Quelle: Boris Baschin

„Wir haben das Spiel in Potsdam aufgearbeitet, jetzt gilt unsere volle Konzentration der Partie gegen Sand“, sagt Trainer Ralf Kellermann. Den Aufsteiger nur anhand seines Tabellenplatzes einzuschätzen „wäre ein Fehler“, so der VfL-Coach. In den letzten Wochen erzielte der vom früheren Frankfurter Trainer Sven Kahlert gecoachte Tabellenzehnte achtbare Ergebnisse. Zuletzt wurde 1899 Hoffenheim mit 3:2 besiegt, gegen Titelaspirant 1. FFC Frankfurt gab es nur eine knappe 1:2-Heimniederlage. Dass der Klub aus Baden-Württemberg keine Laufkundschaft ist, haben die Wolfsburgerinnen im DFB-Pokal zu spüren bekommen. Dort siegten Martina Müller und Co. erst in der Verlängerung mit 2:1.

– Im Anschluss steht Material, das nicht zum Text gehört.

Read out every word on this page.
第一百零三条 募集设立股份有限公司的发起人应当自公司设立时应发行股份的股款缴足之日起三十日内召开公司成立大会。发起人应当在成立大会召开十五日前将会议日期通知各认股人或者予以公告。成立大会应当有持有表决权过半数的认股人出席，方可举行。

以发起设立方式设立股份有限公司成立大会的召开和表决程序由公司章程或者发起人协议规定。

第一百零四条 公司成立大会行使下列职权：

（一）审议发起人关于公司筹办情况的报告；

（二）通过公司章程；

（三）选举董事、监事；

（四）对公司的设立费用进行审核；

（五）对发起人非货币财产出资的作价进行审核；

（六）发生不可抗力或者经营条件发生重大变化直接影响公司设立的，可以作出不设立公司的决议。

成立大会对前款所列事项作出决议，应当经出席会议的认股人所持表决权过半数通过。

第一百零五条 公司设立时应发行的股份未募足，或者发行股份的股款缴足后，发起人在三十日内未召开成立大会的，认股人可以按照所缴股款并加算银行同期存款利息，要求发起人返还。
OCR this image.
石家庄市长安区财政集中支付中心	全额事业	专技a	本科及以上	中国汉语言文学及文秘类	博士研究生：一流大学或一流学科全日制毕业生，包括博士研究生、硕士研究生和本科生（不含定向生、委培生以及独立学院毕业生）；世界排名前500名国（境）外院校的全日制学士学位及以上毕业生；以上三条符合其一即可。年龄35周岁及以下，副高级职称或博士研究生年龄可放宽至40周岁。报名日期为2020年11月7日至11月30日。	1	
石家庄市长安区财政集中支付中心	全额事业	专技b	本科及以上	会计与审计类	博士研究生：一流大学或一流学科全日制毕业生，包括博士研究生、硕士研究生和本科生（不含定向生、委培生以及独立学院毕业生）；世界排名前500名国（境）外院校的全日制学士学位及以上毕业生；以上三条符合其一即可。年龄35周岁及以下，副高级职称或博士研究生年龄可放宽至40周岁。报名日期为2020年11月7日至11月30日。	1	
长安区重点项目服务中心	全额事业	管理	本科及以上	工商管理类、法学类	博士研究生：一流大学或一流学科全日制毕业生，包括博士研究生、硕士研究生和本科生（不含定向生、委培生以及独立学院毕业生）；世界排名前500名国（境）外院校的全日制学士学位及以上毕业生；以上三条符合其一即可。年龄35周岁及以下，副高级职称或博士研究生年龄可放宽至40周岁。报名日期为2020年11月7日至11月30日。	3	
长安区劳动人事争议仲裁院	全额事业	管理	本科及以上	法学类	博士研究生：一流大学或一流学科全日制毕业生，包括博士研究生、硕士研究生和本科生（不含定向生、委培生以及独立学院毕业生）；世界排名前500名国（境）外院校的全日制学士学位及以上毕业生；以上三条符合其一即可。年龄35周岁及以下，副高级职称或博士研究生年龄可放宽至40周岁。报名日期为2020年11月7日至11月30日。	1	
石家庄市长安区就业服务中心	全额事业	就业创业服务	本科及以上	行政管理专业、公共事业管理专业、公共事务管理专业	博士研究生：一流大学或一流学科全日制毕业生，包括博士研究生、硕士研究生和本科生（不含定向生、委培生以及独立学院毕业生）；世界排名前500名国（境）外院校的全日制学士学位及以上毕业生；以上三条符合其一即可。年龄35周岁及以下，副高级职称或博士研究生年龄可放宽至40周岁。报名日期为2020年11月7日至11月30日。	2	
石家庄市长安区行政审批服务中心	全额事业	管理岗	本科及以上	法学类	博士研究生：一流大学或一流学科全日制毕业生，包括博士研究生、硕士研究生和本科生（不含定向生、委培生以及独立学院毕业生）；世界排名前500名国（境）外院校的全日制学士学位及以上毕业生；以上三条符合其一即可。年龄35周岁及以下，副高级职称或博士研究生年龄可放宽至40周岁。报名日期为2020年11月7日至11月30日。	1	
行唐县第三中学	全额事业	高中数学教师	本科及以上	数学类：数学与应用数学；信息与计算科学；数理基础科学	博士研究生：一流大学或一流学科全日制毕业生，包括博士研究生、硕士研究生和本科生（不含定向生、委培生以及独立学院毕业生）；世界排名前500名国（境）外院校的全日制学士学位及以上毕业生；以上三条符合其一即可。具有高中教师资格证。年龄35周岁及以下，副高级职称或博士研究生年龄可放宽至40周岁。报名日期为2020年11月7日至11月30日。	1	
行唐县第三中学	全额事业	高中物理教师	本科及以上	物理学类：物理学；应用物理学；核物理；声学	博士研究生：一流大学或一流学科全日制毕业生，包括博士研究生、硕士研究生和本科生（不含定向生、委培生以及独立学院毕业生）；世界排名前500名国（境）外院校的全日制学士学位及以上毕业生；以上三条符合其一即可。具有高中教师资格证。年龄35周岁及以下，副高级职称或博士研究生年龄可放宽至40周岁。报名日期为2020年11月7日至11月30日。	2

Kellermann denkt an Rotation, will einigen seiner Spielerinnen eine Pause gönnen. Vorrangig den Nationalspielerinnen, die beim Algarve-Cup im Einsatz waren: „Da sind doch einige etwas müde zurückgekommen, das hat man in Potsdam gemerkt.“ Unter anderem galt das für Angreiferin Alexandra Popp, die sich gegen Turbine obendrein in vielen Zweikämpfen aufrieb. Da sich Kellermann festgelgt hat, dass die japanische Weltmeisterin Yuki Ogimi auf jeden Fall in der Startelf steht, wird Popp wohl erstmal auf der Bank Platz nehmen müssen.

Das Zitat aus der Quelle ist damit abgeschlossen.